Este texto é para ti Saracasticamente.... 

 

As diferenças entre sermos atendidas por um gay e uma hetero

Dei por mim, depois de (mais) um saltito a uma loja onde fui amavelmente atendida por um rapaz gay, a pensar quão mais gira me senti neste processo do que se tivesse sido acompanhada por uma mulher. Analisemos esta temática com a seriedade que se impõe:
-Onde os gays nos elogiam, as mulheres hetero olham-nos de esguelha;
-Onde os gays nos perguntam (mesmo estando a mentir-nos com quantos dentes têm) se queremos que nos vão buscar o XS, as hetero perguntam se o S não é pequeno;
-Onde os gays ficam histéricos e dão palminhas enquanto nos dizem como ficamos ma-ra-vi-lho-sas com aquela saiunfa gi-ré-rri-ma, as hetero estão positivamente a borrifar-se se nos fica bem ou se parecemos umas couves tronchudas;
-Onde eles têm imeeeeensa paciência para as nossas dúvidas pseudo-existenciais (“Ai, não parece que tenho as pernas de uma rã com esta saia?”, “Ai, com este tom não pareço um cadáver?”), elas bufam, sopram e chispam dos olhos.

Mas a parte mais importante é mesmo a NOSSA atitude:
-Onde nós nos estamos bem marimbando se os gays nos acham balofas, já com as mulheres hetero encolhemos a barriga e pedimos, roxas de apneia, o número abaixo. Saímos com a peça do provador (“Ai, ficou ótimo”), damos três voltas à loja, vamos buscar o número acima e escondemos a outra, sempre com um olho na empregada, a ver se esta não dá conta;
-Onde nós não nos importamos de pedir a opinião aos gays (podem sê-lo, mas não deixam de ser exemplares do sexo oposto, costumam ter um belíssimo gosto e ajudar imenso), era o que mais faltava as outras porem-se a dar palpites, queremos cá saber o que as flausinas pensam;
-Onde nós achamos imensa graça aos gays, achamo-las umas parvas, malcriadonas e trombudas.

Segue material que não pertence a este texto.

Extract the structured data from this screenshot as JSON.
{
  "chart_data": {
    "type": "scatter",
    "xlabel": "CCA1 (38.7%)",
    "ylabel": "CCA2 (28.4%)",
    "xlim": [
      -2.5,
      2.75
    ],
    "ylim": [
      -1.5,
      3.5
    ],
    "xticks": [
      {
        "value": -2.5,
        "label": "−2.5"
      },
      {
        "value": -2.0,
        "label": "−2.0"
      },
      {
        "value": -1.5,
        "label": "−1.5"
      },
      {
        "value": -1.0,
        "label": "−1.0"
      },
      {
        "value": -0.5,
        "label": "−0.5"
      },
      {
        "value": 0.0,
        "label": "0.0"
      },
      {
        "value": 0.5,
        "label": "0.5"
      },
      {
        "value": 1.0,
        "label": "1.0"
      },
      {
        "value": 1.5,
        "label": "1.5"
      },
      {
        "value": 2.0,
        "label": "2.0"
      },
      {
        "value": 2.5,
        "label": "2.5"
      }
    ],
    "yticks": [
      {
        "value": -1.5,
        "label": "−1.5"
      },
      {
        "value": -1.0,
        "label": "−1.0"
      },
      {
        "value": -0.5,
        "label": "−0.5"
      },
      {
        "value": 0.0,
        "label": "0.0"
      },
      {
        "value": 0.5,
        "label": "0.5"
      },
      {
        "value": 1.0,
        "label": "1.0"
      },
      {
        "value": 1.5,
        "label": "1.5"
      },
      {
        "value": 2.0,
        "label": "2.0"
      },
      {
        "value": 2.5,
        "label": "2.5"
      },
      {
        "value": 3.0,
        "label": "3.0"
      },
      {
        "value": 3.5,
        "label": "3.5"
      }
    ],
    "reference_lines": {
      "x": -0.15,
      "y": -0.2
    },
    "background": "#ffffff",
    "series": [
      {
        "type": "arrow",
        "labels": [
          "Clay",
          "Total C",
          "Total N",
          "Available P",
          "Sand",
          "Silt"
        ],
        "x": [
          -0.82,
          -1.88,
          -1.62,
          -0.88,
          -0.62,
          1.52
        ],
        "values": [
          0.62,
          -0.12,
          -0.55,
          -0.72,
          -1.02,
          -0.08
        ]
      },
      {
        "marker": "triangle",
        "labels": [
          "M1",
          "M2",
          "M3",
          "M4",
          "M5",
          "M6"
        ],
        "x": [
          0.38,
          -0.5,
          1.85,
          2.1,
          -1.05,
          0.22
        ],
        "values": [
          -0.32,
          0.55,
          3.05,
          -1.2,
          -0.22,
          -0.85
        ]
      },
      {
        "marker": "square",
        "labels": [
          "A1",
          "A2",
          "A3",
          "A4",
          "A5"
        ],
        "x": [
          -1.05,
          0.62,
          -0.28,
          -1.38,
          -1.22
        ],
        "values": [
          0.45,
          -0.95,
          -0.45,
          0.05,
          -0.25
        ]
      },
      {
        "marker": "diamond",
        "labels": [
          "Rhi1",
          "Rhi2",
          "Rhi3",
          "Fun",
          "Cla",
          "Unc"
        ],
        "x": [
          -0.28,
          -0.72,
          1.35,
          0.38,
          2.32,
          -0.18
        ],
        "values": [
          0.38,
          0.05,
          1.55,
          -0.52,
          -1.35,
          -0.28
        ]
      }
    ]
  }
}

Deste estudo sociológico rigorosíssimo se conclui que devemos manter os nossos homens bem fechadinhos em casa quando vamos às compras: desde logo, porque os palpites deles têm tanto interesse como um workshop intensivo de renda de bilros, mas, sobretudo, porque não queremos a concorrência dos nossos gays preferidos, não é verdade?